The BT 300, for instance, has been developed with the fast-growing drone market in mind. Bringing AR to see-through glasses, it's on offer for an entry level $770. Moving up the cost scale, the BT-350, designed for commercial use in cultural and entertainment environments, weighs in at $1,000, while the high-end industrial BT-2000 series will set you back some $2,300.
It was a chance assignment that brought Xperteye, the development arm of London-based AMA (Advanced Mobile Applications), into the smart eyewear sector. After building its reputation in the gaming and smartphone apps segment, in 2014 AMA was commissioned to create a pair of smart glasses for use in the first live transmission of a surgical procedure between France and Japan.
Taking up the story, Étienne Guillemot, AMA's Chief Executive, said: "That was the springboard for Xperteye. On the back of it, we launched a medical division and began to pursue tele-medicine product development."
Rounding up the e-enabled eyewear on offer was New York's Vuzix, with its Blade AR glasses. Clearly not a fan of the soft sell, David Lock, Director of Operations of the EMEA Region, said: "There are no smart glasses in the world that can compete with the Blade. It's the biggest change in personal technology since the PC."

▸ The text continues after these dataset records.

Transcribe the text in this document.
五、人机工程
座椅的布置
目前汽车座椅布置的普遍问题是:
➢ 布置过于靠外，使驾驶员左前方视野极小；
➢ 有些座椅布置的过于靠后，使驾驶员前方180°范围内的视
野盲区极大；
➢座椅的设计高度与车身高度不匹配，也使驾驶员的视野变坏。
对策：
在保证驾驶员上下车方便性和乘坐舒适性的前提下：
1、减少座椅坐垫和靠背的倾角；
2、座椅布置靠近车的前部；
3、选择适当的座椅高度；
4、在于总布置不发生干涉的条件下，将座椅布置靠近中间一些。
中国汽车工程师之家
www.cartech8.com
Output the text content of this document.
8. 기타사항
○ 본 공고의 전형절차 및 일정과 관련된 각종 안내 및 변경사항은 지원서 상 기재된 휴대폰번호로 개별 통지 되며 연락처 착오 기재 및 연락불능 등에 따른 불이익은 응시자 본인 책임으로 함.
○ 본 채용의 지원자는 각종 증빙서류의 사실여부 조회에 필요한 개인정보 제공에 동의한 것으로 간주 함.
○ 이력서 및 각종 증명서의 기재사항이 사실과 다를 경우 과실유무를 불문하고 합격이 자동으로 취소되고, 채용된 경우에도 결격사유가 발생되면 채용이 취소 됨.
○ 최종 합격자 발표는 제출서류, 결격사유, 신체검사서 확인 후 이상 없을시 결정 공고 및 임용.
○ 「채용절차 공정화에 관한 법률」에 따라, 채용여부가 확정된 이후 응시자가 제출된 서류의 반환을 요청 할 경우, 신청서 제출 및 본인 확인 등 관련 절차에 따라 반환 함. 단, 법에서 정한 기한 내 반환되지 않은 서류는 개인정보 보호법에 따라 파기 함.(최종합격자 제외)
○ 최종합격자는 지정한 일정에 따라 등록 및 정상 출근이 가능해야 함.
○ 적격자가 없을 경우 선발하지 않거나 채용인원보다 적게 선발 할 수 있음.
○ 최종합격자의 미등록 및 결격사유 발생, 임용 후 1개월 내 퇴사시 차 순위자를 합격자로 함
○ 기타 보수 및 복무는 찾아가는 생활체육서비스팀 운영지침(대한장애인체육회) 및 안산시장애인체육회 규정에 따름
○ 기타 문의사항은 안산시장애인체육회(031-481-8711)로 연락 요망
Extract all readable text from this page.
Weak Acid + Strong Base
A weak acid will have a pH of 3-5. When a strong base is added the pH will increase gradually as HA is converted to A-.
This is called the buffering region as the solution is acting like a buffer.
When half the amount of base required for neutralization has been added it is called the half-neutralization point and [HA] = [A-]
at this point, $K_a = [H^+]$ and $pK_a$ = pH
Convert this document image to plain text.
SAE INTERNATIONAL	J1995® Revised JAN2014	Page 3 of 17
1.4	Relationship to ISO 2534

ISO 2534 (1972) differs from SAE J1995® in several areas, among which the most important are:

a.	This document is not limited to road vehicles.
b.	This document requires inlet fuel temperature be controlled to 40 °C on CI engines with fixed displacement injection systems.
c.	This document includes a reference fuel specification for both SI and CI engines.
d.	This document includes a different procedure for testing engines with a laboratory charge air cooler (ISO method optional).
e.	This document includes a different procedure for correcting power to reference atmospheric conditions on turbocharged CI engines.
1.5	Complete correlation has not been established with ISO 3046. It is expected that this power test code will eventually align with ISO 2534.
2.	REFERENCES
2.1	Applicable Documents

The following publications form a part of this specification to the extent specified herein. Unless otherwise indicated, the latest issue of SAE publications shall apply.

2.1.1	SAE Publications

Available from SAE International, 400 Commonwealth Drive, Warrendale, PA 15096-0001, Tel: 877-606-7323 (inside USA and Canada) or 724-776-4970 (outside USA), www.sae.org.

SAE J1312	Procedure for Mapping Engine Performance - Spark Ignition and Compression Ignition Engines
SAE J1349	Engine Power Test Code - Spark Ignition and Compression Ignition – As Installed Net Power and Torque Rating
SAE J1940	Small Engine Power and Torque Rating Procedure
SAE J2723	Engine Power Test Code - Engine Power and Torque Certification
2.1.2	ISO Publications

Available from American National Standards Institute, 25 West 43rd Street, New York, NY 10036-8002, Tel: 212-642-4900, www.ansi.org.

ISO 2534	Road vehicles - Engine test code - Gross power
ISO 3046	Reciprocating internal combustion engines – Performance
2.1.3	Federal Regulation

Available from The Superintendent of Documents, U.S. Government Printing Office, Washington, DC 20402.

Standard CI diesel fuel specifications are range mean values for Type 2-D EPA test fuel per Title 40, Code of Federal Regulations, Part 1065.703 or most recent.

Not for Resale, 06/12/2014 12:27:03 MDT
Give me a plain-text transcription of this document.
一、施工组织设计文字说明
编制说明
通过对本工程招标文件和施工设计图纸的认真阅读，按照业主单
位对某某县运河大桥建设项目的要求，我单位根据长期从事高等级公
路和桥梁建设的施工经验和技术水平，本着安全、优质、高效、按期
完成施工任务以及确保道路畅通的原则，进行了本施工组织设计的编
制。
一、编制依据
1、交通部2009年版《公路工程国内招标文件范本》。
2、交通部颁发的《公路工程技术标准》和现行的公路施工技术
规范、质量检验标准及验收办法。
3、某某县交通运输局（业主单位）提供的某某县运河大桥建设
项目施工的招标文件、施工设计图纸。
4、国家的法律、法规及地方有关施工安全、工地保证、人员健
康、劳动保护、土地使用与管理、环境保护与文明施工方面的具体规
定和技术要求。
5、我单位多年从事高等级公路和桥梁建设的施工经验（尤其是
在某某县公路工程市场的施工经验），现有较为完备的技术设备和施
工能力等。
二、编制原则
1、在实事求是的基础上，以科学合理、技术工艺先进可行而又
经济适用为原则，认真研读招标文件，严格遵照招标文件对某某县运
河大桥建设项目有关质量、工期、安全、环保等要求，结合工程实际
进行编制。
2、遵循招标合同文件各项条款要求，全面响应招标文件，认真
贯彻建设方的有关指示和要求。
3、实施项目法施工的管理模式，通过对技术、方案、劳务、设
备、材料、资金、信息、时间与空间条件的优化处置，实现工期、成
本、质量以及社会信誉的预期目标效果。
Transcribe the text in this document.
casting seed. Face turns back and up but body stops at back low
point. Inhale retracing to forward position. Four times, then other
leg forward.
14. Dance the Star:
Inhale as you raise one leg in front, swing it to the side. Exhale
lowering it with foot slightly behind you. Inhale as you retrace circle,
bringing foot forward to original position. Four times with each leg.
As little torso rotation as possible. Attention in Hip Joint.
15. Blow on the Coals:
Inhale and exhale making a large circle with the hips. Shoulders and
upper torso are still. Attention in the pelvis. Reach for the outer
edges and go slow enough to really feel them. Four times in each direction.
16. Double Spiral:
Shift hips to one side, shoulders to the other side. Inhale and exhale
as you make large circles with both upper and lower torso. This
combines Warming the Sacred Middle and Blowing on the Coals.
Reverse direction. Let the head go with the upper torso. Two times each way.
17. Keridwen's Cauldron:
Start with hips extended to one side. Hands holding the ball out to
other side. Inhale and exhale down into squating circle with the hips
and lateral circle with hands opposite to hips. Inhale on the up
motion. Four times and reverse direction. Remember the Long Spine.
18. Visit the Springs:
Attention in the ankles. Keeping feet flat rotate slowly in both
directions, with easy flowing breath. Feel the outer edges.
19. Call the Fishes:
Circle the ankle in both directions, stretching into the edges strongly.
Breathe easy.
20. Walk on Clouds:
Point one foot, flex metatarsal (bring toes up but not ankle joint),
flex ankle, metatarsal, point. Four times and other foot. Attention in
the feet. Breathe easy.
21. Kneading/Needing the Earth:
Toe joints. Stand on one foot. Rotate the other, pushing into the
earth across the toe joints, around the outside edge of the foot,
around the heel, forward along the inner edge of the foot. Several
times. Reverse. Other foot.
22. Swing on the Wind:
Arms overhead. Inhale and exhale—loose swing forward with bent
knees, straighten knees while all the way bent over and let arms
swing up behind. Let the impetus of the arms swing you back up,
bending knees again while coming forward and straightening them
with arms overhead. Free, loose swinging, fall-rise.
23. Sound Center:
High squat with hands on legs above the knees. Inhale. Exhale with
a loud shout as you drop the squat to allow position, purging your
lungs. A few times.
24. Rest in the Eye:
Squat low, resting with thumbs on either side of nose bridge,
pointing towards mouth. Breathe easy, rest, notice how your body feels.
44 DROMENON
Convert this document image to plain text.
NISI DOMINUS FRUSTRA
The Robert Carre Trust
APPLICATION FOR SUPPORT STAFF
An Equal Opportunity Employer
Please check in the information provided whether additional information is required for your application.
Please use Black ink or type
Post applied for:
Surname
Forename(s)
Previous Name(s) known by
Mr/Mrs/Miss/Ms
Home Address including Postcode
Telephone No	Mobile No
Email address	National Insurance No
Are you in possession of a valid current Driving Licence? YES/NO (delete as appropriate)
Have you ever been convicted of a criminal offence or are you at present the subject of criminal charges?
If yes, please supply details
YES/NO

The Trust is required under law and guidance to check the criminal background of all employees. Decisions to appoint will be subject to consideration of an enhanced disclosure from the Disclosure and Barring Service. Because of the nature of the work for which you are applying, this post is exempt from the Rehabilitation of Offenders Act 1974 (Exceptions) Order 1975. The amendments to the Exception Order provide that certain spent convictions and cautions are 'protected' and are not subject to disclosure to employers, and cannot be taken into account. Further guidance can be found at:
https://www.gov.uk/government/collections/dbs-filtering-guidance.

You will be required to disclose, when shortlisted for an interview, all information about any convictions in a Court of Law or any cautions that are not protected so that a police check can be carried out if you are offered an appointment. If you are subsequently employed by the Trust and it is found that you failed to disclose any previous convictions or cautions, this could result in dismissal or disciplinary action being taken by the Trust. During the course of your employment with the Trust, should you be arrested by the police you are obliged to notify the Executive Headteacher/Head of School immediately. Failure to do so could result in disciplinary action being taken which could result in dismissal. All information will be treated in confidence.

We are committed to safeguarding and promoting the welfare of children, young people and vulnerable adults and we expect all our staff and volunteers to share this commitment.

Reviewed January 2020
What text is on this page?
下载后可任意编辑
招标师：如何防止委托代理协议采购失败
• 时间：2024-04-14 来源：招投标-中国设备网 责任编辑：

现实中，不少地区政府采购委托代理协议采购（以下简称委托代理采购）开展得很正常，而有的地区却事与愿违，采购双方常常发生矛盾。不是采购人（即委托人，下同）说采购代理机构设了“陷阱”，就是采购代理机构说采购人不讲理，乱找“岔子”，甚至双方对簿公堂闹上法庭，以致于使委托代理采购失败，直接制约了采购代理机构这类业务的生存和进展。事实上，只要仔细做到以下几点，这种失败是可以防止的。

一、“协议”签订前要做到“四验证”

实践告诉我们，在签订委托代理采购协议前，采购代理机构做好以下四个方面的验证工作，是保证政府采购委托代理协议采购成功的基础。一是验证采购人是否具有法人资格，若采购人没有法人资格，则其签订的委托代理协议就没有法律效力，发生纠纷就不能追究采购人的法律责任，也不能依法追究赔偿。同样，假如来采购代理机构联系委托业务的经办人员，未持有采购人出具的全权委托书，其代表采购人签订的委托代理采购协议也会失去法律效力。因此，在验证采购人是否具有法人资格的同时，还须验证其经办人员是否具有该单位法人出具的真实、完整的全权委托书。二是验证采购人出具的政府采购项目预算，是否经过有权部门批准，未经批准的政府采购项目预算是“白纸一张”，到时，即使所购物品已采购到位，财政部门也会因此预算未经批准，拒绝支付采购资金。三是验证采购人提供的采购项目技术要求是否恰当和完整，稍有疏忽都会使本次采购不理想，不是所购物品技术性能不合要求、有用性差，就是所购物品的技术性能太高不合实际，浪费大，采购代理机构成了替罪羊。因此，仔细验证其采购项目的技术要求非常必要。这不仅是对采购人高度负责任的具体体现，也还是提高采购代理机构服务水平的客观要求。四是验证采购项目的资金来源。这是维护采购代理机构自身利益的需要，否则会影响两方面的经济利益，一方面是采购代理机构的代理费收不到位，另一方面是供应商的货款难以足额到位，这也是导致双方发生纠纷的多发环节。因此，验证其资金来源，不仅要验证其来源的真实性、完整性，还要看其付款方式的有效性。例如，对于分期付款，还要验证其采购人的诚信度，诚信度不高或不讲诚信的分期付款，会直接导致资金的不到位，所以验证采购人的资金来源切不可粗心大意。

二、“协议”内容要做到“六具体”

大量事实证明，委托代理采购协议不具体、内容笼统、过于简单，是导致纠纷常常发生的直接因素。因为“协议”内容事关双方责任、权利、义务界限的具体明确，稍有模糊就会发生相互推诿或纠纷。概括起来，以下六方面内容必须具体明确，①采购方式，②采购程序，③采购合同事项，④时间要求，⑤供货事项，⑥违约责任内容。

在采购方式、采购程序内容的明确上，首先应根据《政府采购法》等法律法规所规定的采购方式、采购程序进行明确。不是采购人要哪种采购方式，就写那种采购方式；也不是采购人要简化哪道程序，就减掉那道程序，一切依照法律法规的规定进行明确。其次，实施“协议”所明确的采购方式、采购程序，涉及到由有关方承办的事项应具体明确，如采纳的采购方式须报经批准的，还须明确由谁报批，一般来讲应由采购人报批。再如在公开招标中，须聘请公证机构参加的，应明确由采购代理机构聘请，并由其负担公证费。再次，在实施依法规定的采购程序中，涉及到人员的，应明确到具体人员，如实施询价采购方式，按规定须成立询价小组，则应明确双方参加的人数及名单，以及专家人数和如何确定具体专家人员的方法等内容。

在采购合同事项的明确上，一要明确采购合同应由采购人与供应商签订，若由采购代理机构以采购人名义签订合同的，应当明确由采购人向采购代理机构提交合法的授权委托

Lock's confidence may stem from the fact that Vuzix has, reportedly, overcome a number of the problems that sank Google Glass. In particular, the Blade glasses are said to connect directly to the user's mobile phone via the lenses, regardless of whether the phone is in a pocket or bag, enabling the wearer to stay in constant communication without having to resort to accessing their mobile device. While the developer's take on Blade is currently available for $999.99, the company hopes the mass-market model will sell for less than $500.
AR & VR World 2018 took place from 12-14 June at London's Excel.